Oakland. The original Garrett County Jail, built in 1913 and demolished in the late 1970s, had crenellated stone walls and looked like a medieval castle. See Feldstein, Albert L. Garrett County. Postcard History Series. Charleston, South Carolina: Arcadia Publishing, 2006. Page 13.
Oakland. The handwriting on a postcard from Oakland, dated November 16, 1920: “Hello Cara. We got here OK. Was two hours and forty minutes coming. Never changed gears. All was well. Didn’t get a bit cold. Stephen.” See Feldstein, Albert L. Garrett County. Postcard History Series. Charleston, South Carolina: Arcadia Publishing, 2006. Page 34.

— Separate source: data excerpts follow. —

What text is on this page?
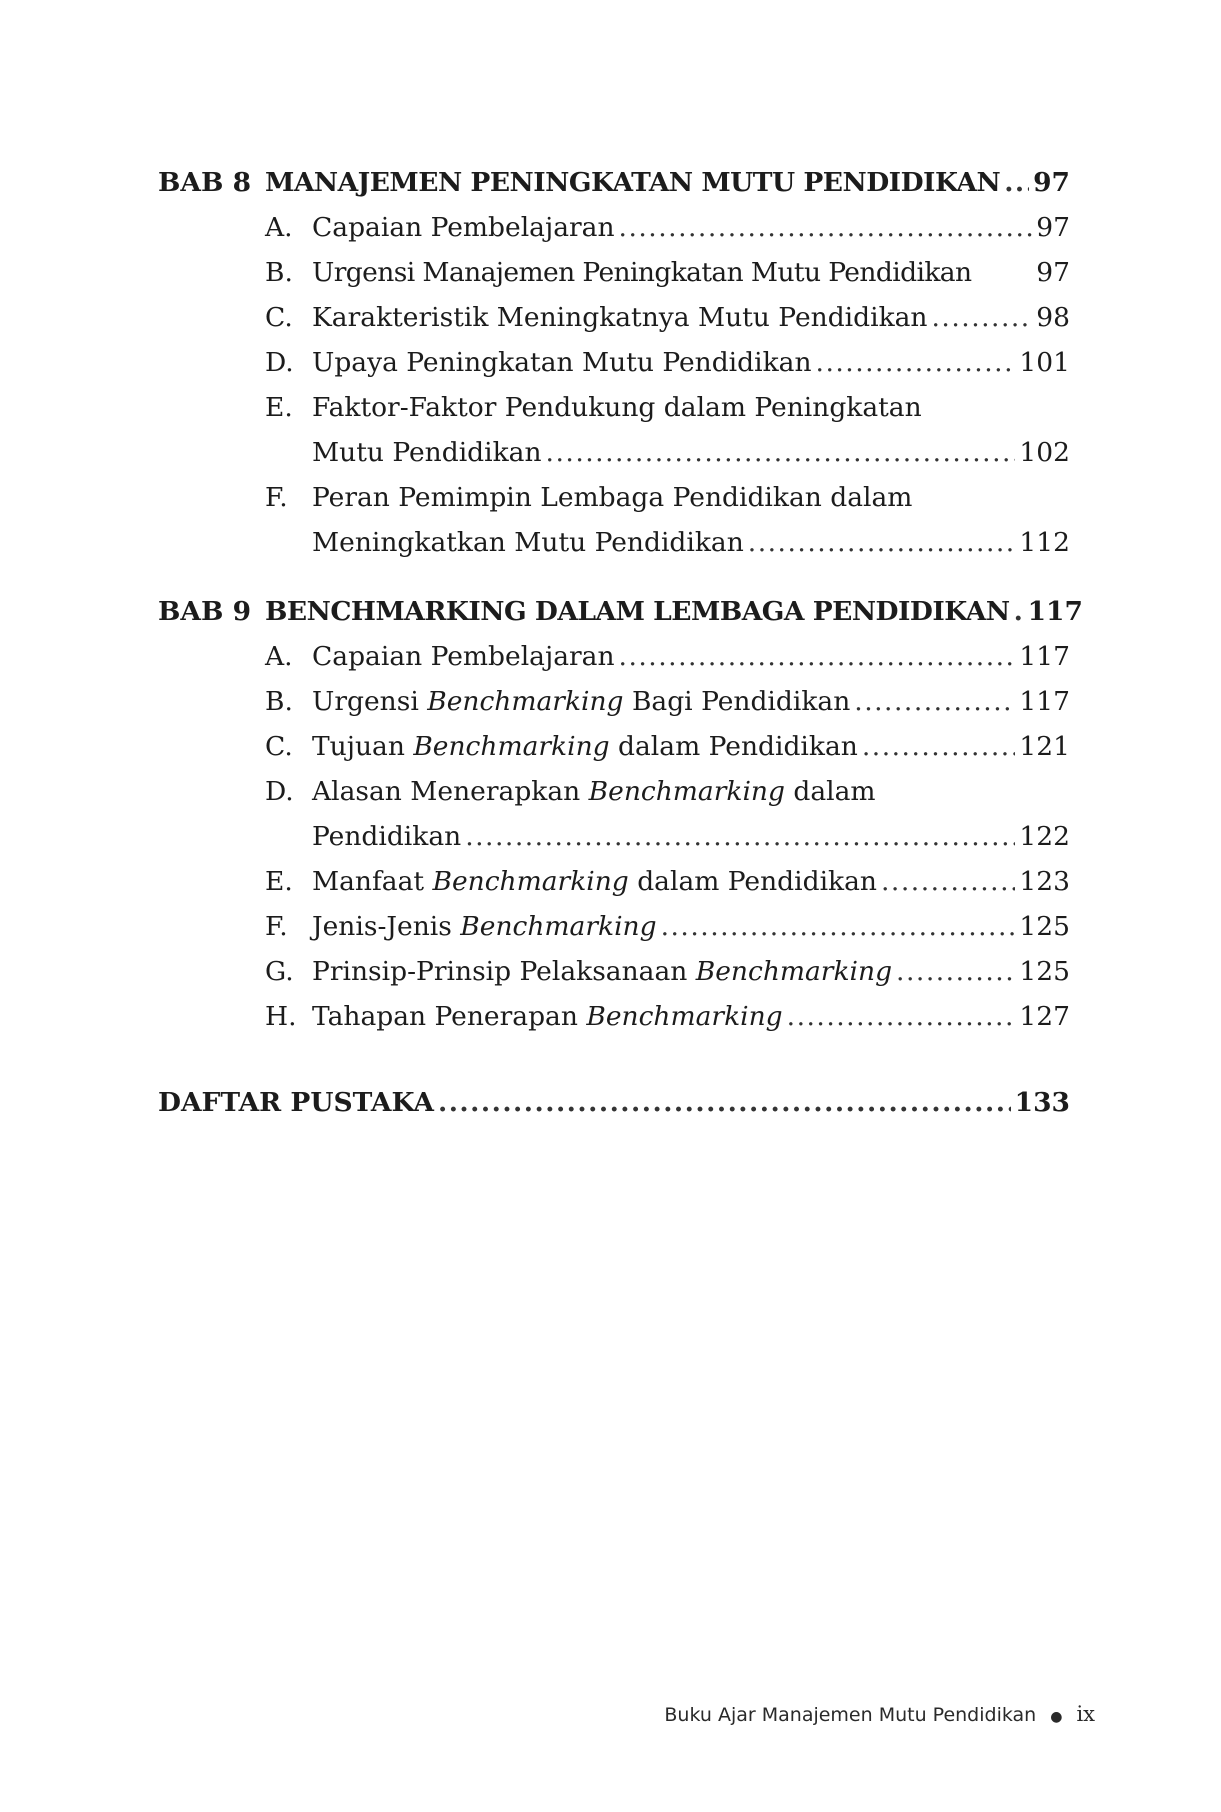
BAB 8 MANAJEMEN PENINGKATAN MUTU PENDIDIKAN ..... 97
A. Capaian Pembelajaran .....	97
B. Urgensi Manajemen Peningkatan Mutu Pendidikan 97
C. Karakteristik Meningkatnya Mutu Pendidikan .....	98
D. Upaya Peningkatan Mutu Pendidikan .....	101
E. Faktor-Faktor Pendukung dalam Peningkatan
Mutu Pendidikan .....	102
F. Peran Pemimpin Lembaga Pendidikan dalam
Meningkatkan Mutu Pendidikan .....	112
BAB 9 BENCHMARKING DALAM LEMBAGA PENDIDIKAN ..... 117
A. Capaian Pembelajaran .....	117
B. Urgensi Benchmarking Bagi Pendidikan .....	117
C. Tujuan Benchmarking dalam Pendidikan .....	121
D. Alasan Menerapkan Benchmarking dalam
Pendidikan .....	122
E. Manfaat Benchmarking dalam Pendidikan .....	123
F. Jenis-Jenis Benchmarking .....	125
G. Prinsip-Prinsip Pelaksanaan Benchmarking .....	125
H. Tahapan Penerapan Benchmarking .....	127
DAFTAR PUSTAKA .....	133
Buku Ajar Manajemen Mutu Pendidikan ● ix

Oakland. In 1949, for Oakland’s sesquicentennial—that is, 150th anniversary—a giant birthday cake was built on the courthouse lawn. “The cake took three weeks to build, stood over 12 feet high, and consisted of 700 feet of lumber, 250 feet of chicken wire, a ton of newspaper for papier-mache, and 25 gallons of paint.” It was quite inedible. See Feldstein, Albert L. Garrett County. Postcard History Series. Charleston, South Carolina: Arcadia Publishing, 2006. Page 14.
Oakland. Rotary Park has a detailed historical marker about the Chesapeake Bay watershed, informative but unfortunately placed: Western Garrett County, Oakland included, is west of the Eastern Continental Divide and therefore the only part of Maryland that does not drain into the bay. It drains ultimately into the Gulf of Mexico instead. Local wits say that Garrett Countians are so Republican that they deny Baltimore even their runoff. See “MaryLandscapes.” The Historical Marker Database. 17 Aug. 2006; rev. 14 July 2019. https://www.hmdb.org/m.asp?m=486
Redhouse. As Garrett County wind chills reached minus 40 in December 1993, the state Department of Natural Resources received more than 100 calls about migrating loons trapped in pond ice. On Wednesday, Dec. 29, a 38-year-old DNR employee attempted a solo rescue of a loon in a farm pond on U.S. 50, but his canoe overturned before he could reach the bird, and he was in the frigid water for 30 minutes before a passer-by pulled him out. He died in the hospital that night. The employee who sacrificed himself for a loon was not a park ranger but a mechanic; because of the holiday, he was the only person in the Mount Nebo office when the call came in. See Sterling, TaNoah V. “Wildlife worker dies trying to save bird.” The Baltimore Sun. 2 Jan. 1994. Page 6B. Accessed via Ort Library’s ProQuest newspaper database.